Job description
Virtual Reality is a booming industry and is considered to be a game changer. So far it has mostly been used for entertainment and to give a sense of extraordinary experiences. However, it has also been used effectively in the military field to enhance training and simulate risk situations, in the health sector to practice surgical interventions as well as to treat mental disorders and addictions and to aid rehabilitation, in the realms of education, museums, sport, HR, architecture and for climate awareness. In the last decade Virtual Reality has also been increasingly used to think about minority and diversity politics, by making the viewer experience what it is like to face racial prejudice or survive a perilous migration journey. For these reasons VR is widely acclaimed in the humanitarian sector. Would you like to help critically investigate the role of VR for humanitarian appeals by asking how and to what extent humanitarian VR can function as an empathy machine, bridging the distance between viewers and mediated others? Then you have a role to play as a PhD researcher within this broader research project.

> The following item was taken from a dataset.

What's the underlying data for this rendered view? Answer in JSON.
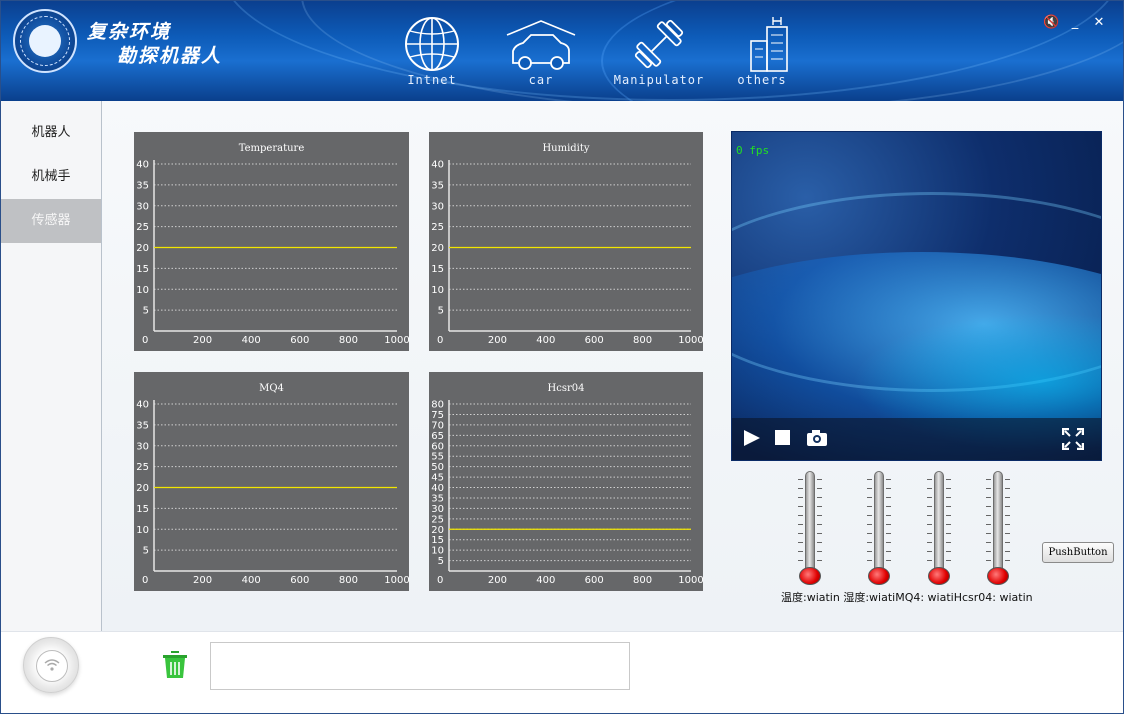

The NWO Open Competition Project ‘Virtual Reality as Empathy Machine: Media, Migration and the Humanitarian Predicament’ is looking for two PhD candidates to participate in this project. You will be working with PI Prof. Sandra Ponzanesi, Professor of Media, Gender and Postcolonial Studies at Utrecht University, Department of Media and Culture Studies, and ICON (Research Institute for Cultural Inquiry), and a team of two PHDs, a postdoc and a project assistant. You will also be part of The Postcolonial Studies Initiative (PCI)/Graduate Gender Studies Programme and be connected to the UU Focus Areas: Game Research/Migration and Societal Change/ and Governing the Digital Society and IOS Platform Gender, Diversity and Global Justice.
Virtual Reality is a technology which creates a multisensory, immersive, realistic 3D environment, which can be interactive and has the power to make us experience different worlds. This can affect our cognitive and emotional responses and possibly change our attitudes or behavior regarding issues or realities that are usually remote or removed from our daily existence. For this reason, it has been postulated as the ultimate ’empathy machine’, a technology of feeling that promotes compassion, connection and intimacy by allowing the viewer to experience the lives of those who are distant others, for example migrants or refugees. It has been increasingly used to this effect in humanitarian appeals to solicit donations and renew public engagement.

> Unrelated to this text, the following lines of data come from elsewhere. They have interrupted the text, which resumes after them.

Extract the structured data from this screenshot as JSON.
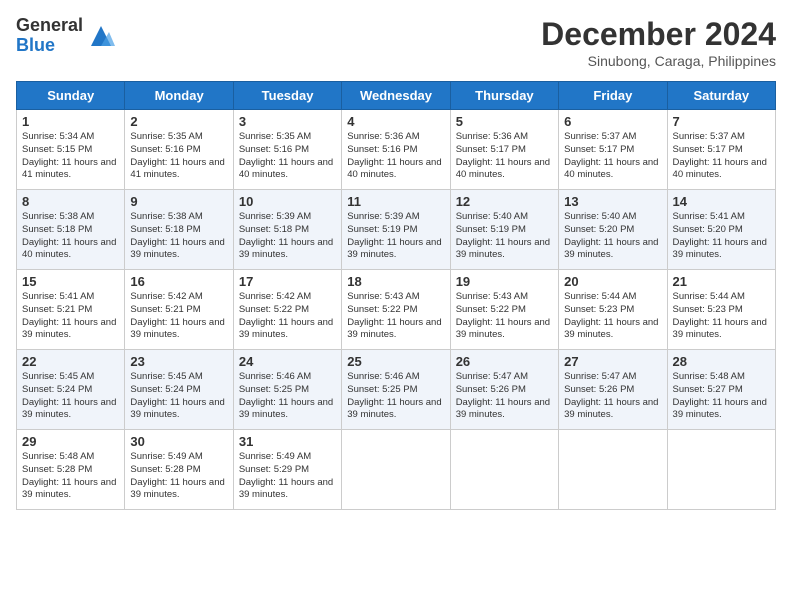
{
  "header": {
    "logo_general": "General",
    "logo_blue": "Blue",
    "month_title": "December 2024",
    "subtitle": "Sinubong, Caraga, Philippines"
  },
  "weekdays": [
    "Sunday",
    "Monday",
    "Tuesday",
    "Wednesday",
    "Thursday",
    "Friday",
    "Saturday"
  ],
  "weeks": [
    [
      {
        "day": "1",
        "sunrise": "Sunrise: 5:34 AM",
        "sunset": "Sunset: 5:15 PM",
        "daylight": "Daylight: 11 hours and 41 minutes."
      },
      {
        "day": "2",
        "sunrise": "Sunrise: 5:35 AM",
        "sunset": "Sunset: 5:16 PM",
        "daylight": "Daylight: 11 hours and 41 minutes."
      },
      {
        "day": "3",
        "sunrise": "Sunrise: 5:35 AM",
        "sunset": "Sunset: 5:16 PM",
        "daylight": "Daylight: 11 hours and 40 minutes."
      },
      {
        "day": "4",
        "sunrise": "Sunrise: 5:36 AM",
        "sunset": "Sunset: 5:16 PM",
        "daylight": "Daylight: 11 hours and 40 minutes."
      },
      {
        "day": "5",
        "sunrise": "Sunrise: 5:36 AM",
        "sunset": "Sunset: 5:17 PM",
        "daylight": "Daylight: 11 hours and 40 minutes."
      },
      {
        "day": "6",
        "sunrise": "Sunrise: 5:37 AM",
        "sunset": "Sunset: 5:17 PM",
        "daylight": "Daylight: 11 hours and 40 minutes."
      },
      {
        "day": "7",
        "sunrise": "Sunrise: 5:37 AM",
        "sunset": "Sunset: 5:17 PM",
        "daylight": "Daylight: 11 hours and 40 minutes."
      }
    ],
    [
      {
        "day": "8",
        "sunrise": "Sunrise: 5:38 AM",
        "sunset": "Sunset: 5:18 PM",
        "daylight": "Daylight: 11 hours and 40 minutes."
      },
      {
        "day": "9",
        "sunrise": "Sunrise: 5:38 AM",
        "sunset": "Sunset: 5:18 PM",
        "daylight": "Daylight: 11 hours and 39 minutes."
      },
      {
        "day": "10",
        "sunrise": "Sunrise: 5:39 AM",
        "sunset": "Sunset: 5:18 PM",
        "daylight": "Daylight: 11 hours and 39 minutes."
      },
      {
        "day": "11",
        "sunrise": "Sunrise: 5:39 AM",
        "sunset": "Sunset: 5:19 PM",
        "daylight": "Daylight: 11 hours and 39 minutes."
      },
      {
        "day": "12",
        "sunrise": "Sunrise: 5:40 AM",
        "sunset": "Sunset: 5:19 PM",
        "daylight": "Daylight: 11 hours and 39 minutes."
      },
      {
        "day": "13",
        "sunrise": "Sunrise: 5:40 AM",
        "sunset": "Sunset: 5:20 PM",
        "daylight": "Daylight: 11 hours and 39 minutes."
      },
      {
        "day": "14",
        "sunrise": "Sunrise: 5:41 AM",
        "sunset": "Sunset: 5:20 PM",
        "daylight": "Daylight: 11 hours and 39 minutes."
      }
    ],
    [
      {
        "day": "15",
        "sunrise": "Sunrise: 5:41 AM",
        "sunset": "Sunset: 5:21 PM",
        "daylight": "Daylight: 11 hours and 39 minutes."
      },
      {
        "day": "16",
        "sunrise": "Sunrise: 5:42 AM",
        "sunset": "Sunset: 5:21 PM",
        "daylight": "Daylight: 11 hours and 39 minutes."
      },
      {
        "day": "17",
        "sunrise": "Sunrise: 5:42 AM",
        "sunset": "Sunset: 5:22 PM",
        "daylight": "Daylight: 11 hours and 39 minutes."
      },
      {
        "day": "18",
        "sunrise": "Sunrise: 5:43 AM",
        "sunset": "Sunset: 5:22 PM",
        "daylight": "Daylight: 11 hours and 39 minutes."
      },
      {
        "day": "19",
        "sunrise": "Sunrise: 5:43 AM",
        "sunset": "Sunset: 5:22 PM",
        "daylight": "Daylight: 11 hours and 39 minutes."
      },
      {
        "day": "20",
        "sunrise": "Sunrise: 5:44 AM",
        "sunset": "Sunset: 5:23 PM",
        "daylight": "Daylight: 11 hours and 39 minutes."
      },
      {
        "day": "21",
        "sunrise": "Sunrise: 5:44 AM",
        "sunset": "Sunset: 5:23 PM",
        "daylight": "Daylight: 11 hours and 39 minutes."
      }
    ],
    [
      {
        "day": "22",
        "sunrise": "Sunrise: 5:45 AM",
        "sunset": "Sunset: 5:24 PM",
        "daylight": "Daylight: 11 hours and 39 minutes."
      },
      {
        "day": "23",
        "sunrise": "Sunrise: 5:45 AM",
        "sunset": "Sunset: 5:24 PM",
        "daylight": "Daylight: 11 hours and 39 minutes."
      },
      {
        "day": "24",
        "sunrise": "Sunrise: 5:46 AM",
        "sunset": "Sunset: 5:25 PM",
        "daylight": "Daylight: 11 hours and 39 minutes."
      },
      {
        "day": "25",
        "sunrise": "Sunrise: 5:46 AM",
        "sunset": "Sunset: 5:25 PM",
        "daylight": "Daylight: 11 hours and 39 minutes."
      },
      {
        "day": "26",
        "sunrise": "Sunrise: 5:47 AM",
        "sunset": "Sunset: 5:26 PM",
        "daylight": "Daylight: 11 hours and 39 minutes."
      },
      {
        "day": "27",
        "sunrise": "Sunrise: 5:47 AM",
        "sunset": "Sunset: 5:26 PM",
        "daylight": "Daylight: 11 hours and 39 minutes."
      },
      {
        "day": "28",
        "sunrise": "Sunrise: 5:48 AM",
        "sunset": "Sunset: 5:27 PM",
        "daylight": "Daylight: 11 hours and 39 minutes."
      }
    ],
    [
      {
        "day": "29",
        "sunrise": "Sunrise: 5:48 AM",
        "sunset": "Sunset: 5:28 PM",
        "daylight": "Daylight: 11 hours and 39 minutes."
      },
      {
        "day": "30",
        "sunrise": "Sunrise: 5:49 AM",
        "sunset": "Sunset: 5:28 PM",
        "daylight": "Daylight: 11 hours and 39 minutes."
      },
      {
        "day": "31",
        "sunrise": "Sunrise: 5:49 AM",
        "sunset": "Sunset: 5:29 PM",
        "daylight": "Daylight: 11 hours and 39 minutes."
      },
      null,
      null,
      null,
      null
    ]
  ]
}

The aim of ‘Virtual Reality as Empathy Machine: Media, Migration and the Humanitarian Predicament’ is to make an innovative and urgent intervention into the field of VR for humanitarian communication by evaluating the potentialities and pitfalls of immersion and empathy through technological innovation.

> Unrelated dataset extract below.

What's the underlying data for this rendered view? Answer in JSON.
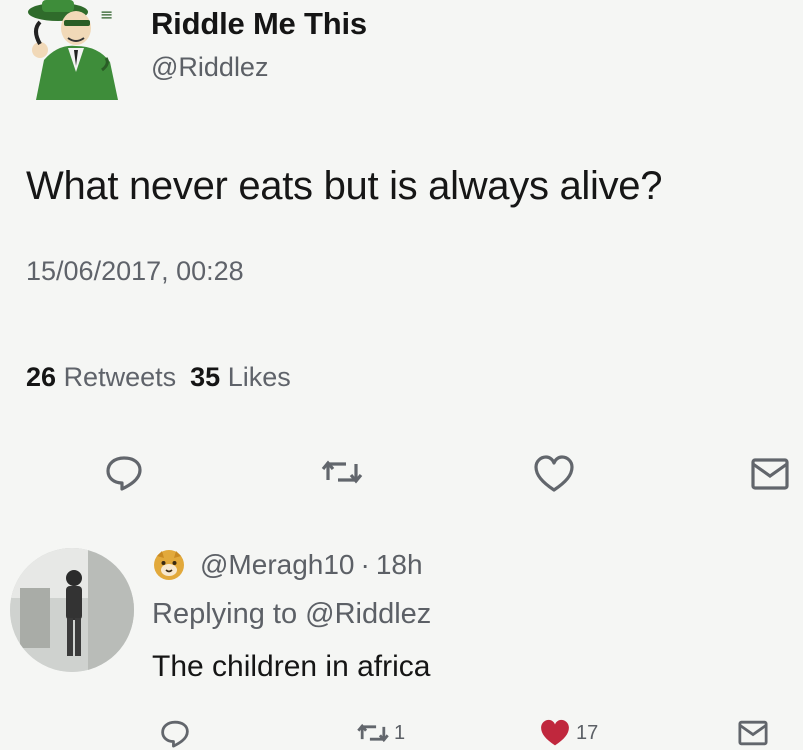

This project will critically investigate the role of VR for humanitarian appeals by asking how and to what extent humanitarian VR can function as an empathy machine, bridging the distance between viewers and mediated others.
The project will critically investigate the impact of VR for humanitarian appeals, in particular concerning issues around migration and refugees. It will do so by contributing to evaluation, methodology, ethics and design in an innovative and interdisciplinary way.
For this purpose, the project will combine media analysis and empirical research through a postcolonial approach, with one of the dissemination results also being the creation of an alternative VR projects and collaborative practices. The project draws from different disciplinary fields such as (digital) media studies, postcolonial theory, science and technology studies, psychology, gender studies, anthropology, development studies, conflict studies, game and film studies and humanitarian communication.
The project is relevant for the fields of migration, technology and humanitarian appeal, but it has wider implications for society, governance and the industry.
Currently two PhD positions are available:
1) PhD1: Virtual Reality as Empathy Machine: critical media analysis in humanitarian communication
2) PhD2: Virtual Reality as Empathy Machine: validation research on humanitarian communication
The role of PhD1 will be to offer a media analysis of VR affordances, cinematic and narrative strategies (360-degree videos, installations and documentaries) dealing with migration and refugees. This PhD project will focus on how VR affects the relationship between spectator and distant sufferer through its immersive affordances, cinematic strategies and alternative storytelling techniques.
PhD1 will have a background in media studies, with a specific focus on new, immersive and interactive technologies, such as games and VR.
The role of PhD2 will be to perform empirical research and develop interdisciplinary methods to test and validate the persuasiveness of VR as an ’empathy machine’ and assess whether VR leads to actions and enhanced public engagement. This PhD project will focus on how we can empirically assess the effect of and response to VR for humanitarian purposes.
PhD2 will have a background in media, psychology or the social sciences, and expertise in validation methods and participant observations.
This position concerns PhD2 Virtual Reality as Empathy Machine: validation research on humanitarian communication.